A informação foi revelada pelo secretário de Estado da Segurança e da Defesa Social, Jean Nunes, nesta terça-feira (02)

A Operação Perfidus, que resultou na prisão de um delegado e de agentes policiais suspeitos de integrar um esquema criminoso na Paraíba, teve início a partir de denúncias feitas pelos próprios traficantes investigados pelas forças de segurança.

A informação foi revelada pelo secretário de Estado da Segurança e da Defesa Social, Jean Nunes, nesta terça-feira (02), ao comentar a investigação conduzida pela Polícia Civil e pelo Ministério Público da Paraíba.

Segundo o secretário, criminosos passaram a relatar que drogas estavam sendo roubadas por integrantes do esquema investigado, que, de acordo com as apurações, contava com a participação de agentes públicos.

“A Polícia Civil recebeu algumas denúncias de próprios traficantes, outros traficantes que estavam tendo suas drogas roubadas e furtadas. Veja só que cenário é esse”, afirmou.

Esquema usava estrutura policial, diz investigação

De acordo com as investigações da Operação Perfidus, os suspeitos não utilizavam a estrutura estatal para combater o tráfico de drogas, mas para obter vantagens financeiras por meio da atividade criminosa.

Conforme o Ministério Público e a Polícia Civil, o grupo recebia informações privilegiadas sobre imóveis e veículos utilizados por organizações criminosas para armazenar e transportar entorpecentes. A partir desses dados, realizava incursões clandestinas e abordagens utilizando a condição funcional de policiais.

A investigação aponta que parte das drogas era oficialmente apreendida, enquanto outra parcela era desviada. Os entorpecentes, segundo as apurações, eram revendidos para facções rivais ou utilizados como instrumento de extorsão contra os próprios traficantes.

Em alguns casos, a suspeita é de que integrantes do esquema cobravam valores para devolver carregamentos de drogas ou evitar prejuízos a determinados grupos criminosos.

Foi justamente nesse contexto que surgiram as primeiras denúncias que deram origem à investigação.

“Houve uma reclamação nesse sentido.

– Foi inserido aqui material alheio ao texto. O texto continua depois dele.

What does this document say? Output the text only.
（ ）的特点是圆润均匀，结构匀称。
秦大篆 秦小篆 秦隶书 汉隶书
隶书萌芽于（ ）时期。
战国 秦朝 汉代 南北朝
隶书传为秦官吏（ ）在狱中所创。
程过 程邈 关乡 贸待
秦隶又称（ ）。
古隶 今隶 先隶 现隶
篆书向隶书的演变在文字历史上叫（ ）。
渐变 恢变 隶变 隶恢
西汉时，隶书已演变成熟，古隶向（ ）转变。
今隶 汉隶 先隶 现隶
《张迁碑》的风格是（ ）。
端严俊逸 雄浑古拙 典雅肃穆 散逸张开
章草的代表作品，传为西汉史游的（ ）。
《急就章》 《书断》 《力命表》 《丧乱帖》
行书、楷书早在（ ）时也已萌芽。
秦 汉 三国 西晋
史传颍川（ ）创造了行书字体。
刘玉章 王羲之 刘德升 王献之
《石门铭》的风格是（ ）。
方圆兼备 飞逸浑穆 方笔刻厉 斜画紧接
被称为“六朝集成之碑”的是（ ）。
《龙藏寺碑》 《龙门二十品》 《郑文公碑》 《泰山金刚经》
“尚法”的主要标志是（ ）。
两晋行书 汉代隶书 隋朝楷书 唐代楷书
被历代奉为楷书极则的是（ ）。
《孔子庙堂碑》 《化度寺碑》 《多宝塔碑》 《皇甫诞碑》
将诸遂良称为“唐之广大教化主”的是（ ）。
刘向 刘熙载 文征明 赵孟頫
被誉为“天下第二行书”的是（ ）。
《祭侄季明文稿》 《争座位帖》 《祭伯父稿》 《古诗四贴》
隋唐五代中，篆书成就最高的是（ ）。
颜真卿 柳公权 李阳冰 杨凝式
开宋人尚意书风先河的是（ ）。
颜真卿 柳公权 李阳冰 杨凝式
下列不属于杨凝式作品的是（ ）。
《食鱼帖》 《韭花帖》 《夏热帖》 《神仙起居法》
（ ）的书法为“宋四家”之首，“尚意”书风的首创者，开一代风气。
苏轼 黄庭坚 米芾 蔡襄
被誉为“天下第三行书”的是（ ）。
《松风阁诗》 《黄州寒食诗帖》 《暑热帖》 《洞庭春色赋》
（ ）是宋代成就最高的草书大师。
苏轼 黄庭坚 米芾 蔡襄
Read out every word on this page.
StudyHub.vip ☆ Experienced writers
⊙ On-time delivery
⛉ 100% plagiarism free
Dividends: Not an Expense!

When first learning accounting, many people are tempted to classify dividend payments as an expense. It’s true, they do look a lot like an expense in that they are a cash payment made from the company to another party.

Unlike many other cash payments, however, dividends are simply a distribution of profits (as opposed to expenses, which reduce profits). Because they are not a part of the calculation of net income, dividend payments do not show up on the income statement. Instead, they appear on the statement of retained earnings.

A polícia aprofundou, identificou a partir da sua perícia de investigação e conseguiu aprofundar esse trabalho. Veja que tem mais de um ano de operação”, declarou Jean Nunes.

Secretário diz que policiais atuavam como traficantes

De acordo com o secretário, as investigações revelaram uma estrutura criminosa infiltrada em órgãos de segurança pública.

“Esses policiais que foram presos não passam disso: traficantes. Estavam envolvidos em repassar droga para facções. Isso é muito grave e por isso essa operação tem um valor muito importante”, afirmou.

Jean Nunes destacou ainda que a operação foi realizada em conjunto pela Polícia Civil, por meio da Draco e da Unintelpol, e pelo Grupo de Atuação Especial de Combate ao Crime Organizado (Gaeco), do Ministério Público.

“Essa operação é feita em conjunto exatamente para demonstrar que o Estado, as forças de segurança e o Ministério Público estão unidos para combater o crime organizado e as facções aqui no Estado”, disse.

A Operação Perfidus cumpriu nove mandados de prisão e 24 mandados de busca e apreensão. As investigações apontam que integrantes do grupo utilizavam a estrutura estatal para desviar drogas, repassar informações sigilosas e beneficiar organizações criminosas. A Justiça também determinou o bloqueio de aproximadamente R$ 10 milhões dos investigados.